Oruç insan benliğinin, nefsiyle mücadelesidir.
Muaviye oğlu Yezit bir kişidir, yezitler ve yezitlik ise her daim vardır. Sadece Yezid taraftarları yezitlik yapmazlar. Her insanda bir yezitlik damarı vardır; bu benlik (ego), hırs damarıysa, bu herkeste olabilir. (Kim yapar Alevinin Aleviye yaptığını (?!)) Ve çok büyük bir yanlışlık üzere, Alevilerin de tarihten silmeleri gereken bir önyargıları vardır, bir kısım Alevinin söylediği gibi, Sünni vatandaşlar Yezid ve Sünniler’in büyük çoğunluğu Yezid taraftarı değildir. Zaten Alevi – Sünni ayrımı ilkel bir ayrımdır. Bugün Türkiye’de çoğu Sünni, Alevi gibi yaşamaktadır. (Kara yobazlar yok olsun, onlar insanlığın da düşmandırlar) Belki her zaman söylediğim gibi, bazı Sünniler eğer yaşam tarzı denecekse, Alevilerden de daha iyi bir Alevi kimliğe sahiptirler. Nice nice Sünni kökenli vatandaş da, Aleviler Bektaşiler kadar Hz. Hüseyin yasını çekerler, oruç tutarlar. Hem de bu orucu, Hz. Hüseyin aşkına aynen olması gerektiği gibi tutarlar, bunda bir neden aramazlar…

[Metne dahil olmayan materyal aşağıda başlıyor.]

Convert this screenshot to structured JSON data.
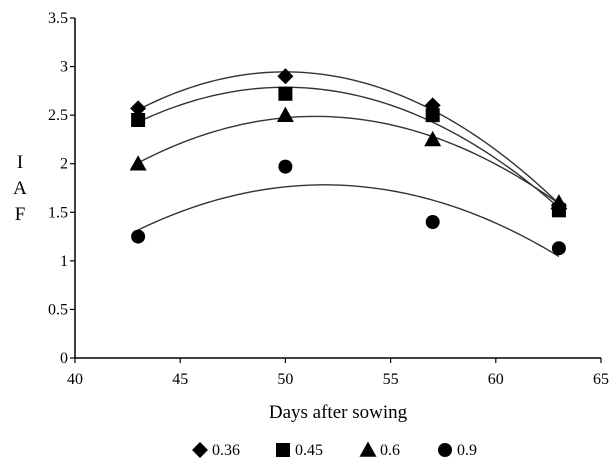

Merak edenler olduğu için söylüyorum; Muharrem’de tutulan oruçta zaman mevhumu çok ciddi değildir. Akşamı dar eden, gözü dönmüş, yolda sağa sola saldıran kimi Ramazan Orucu tutucuları gibi, değildir Muharrem Orucu tutanlar… İster Alevi olsun, İster Bektaşi olsun, ister Sünni olsun… Kim muharrem orucunu tutarsa gerçekten oruç tutmuş olur. Muharrem Orucu tutan; nefsiyle mücadele eder, yemek, içmek, sahura kalkıp iki kat yemek yemek, eğlenmek vs. zaten bu orucun daha doğrusu tüm oruçların mantığına aykırıdır. Kulaklar ezan sesinde, top sesinde değildir. Vakit kavramı olarak, alaca karanlık vardır, akşamdır. Akşam olursa orucunu açar. Şimdi bu şehir ortamında önümüzü göremiyoruz, akşamı tam nereden bilebiliriz, diyenler var. Elbette haklılar. Söylememiz odur ki, dinin şekil şartlarına hapsedildiği, “İslam’ın beş şartı var, imanın altı şartı var” zihniyetinin İslam’a büyük zararlar verildiği gibi, Alevi Bektaşi inanç ve dünyası, şartlara boğmadan insanlara maneviyatı verebilen bir yaşam anlayışıdır. Sabah ve akşamı tespit bu inançta saniyelerle, saliselerle ölçülmez, din şekil değildir, saniye değildir, salise değildir, demek istediğimiz odur. Gün doğumu, gün batımı vardır, kıstas budur.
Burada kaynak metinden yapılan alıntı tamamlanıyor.